Congressmen approved a bill to declassify COVID-19 origin data

Congressmen approved a bill to declassify COVID-19 origin data

The House of Representatives voted unanimously to declassify intelligence on the origin of COVID-19, a striking show of bipartisan support on the third anniversary since the deadly pandemic began.

The bill, approved by 419 votes in favor (no one voted against it) will be sent to President Joe Biden for his signature.

The debate was short and to the point. Their essence was that Americans have questions about where the deadly virus came from and what can be done to prevent future outbreaks.

“The American public deserves answers on all aspects of the COVID-19 pandemic,” said Republican Michael Turner, head of the House Intelligence Committee.

He said this includes questions about “how this virus was created and, in particular, whether it was a natural occurrence or the result of laboratory activity.” This includes questions about research and other activities in laboratories and cases of disease among scientists.

The declassification request focuses on information related to the Wuhan Institute of Virology in China. The document points to a “potential link” between the research conducted there and the COVID-19 outbreak, which the WHO declared a pandemic on March 11, 2020.

U.S. intelligence agencies disagree on whether the virus was a laboratory leak, or whether it passed from animals to humans.

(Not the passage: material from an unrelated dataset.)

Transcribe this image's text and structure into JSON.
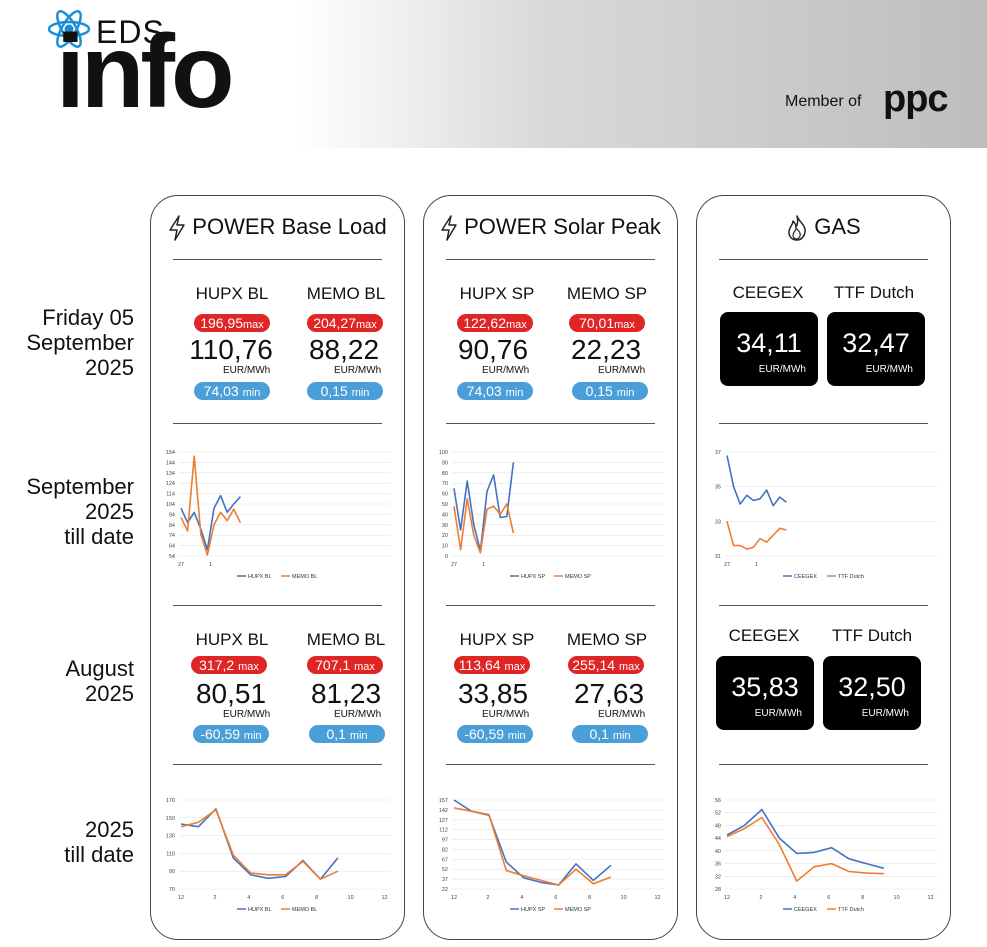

Experts say the truth about the origins of the pandemic coronavirus, which has killed more than a million Americans, will be known in many years at best, or it may remain a mystery forever.

“Transparency is a cornerstone of our democracy,” Jim Himes, the top Democrat on the Intelligence Committee, said during the debate.

Earlier this week, a House Select Committee held a hearing on the theories about the origins of the COVID-19 pandemic.

The bill, introduced by Republican Senator Josh Hawley, had previously been approved by the U.S. Senate.

If signed by Biden, it would have to declassify within 90 days, as the document says, “any information relating to potential links between the Wuhan Institute of Virology and the origin of the coronavirus disease.”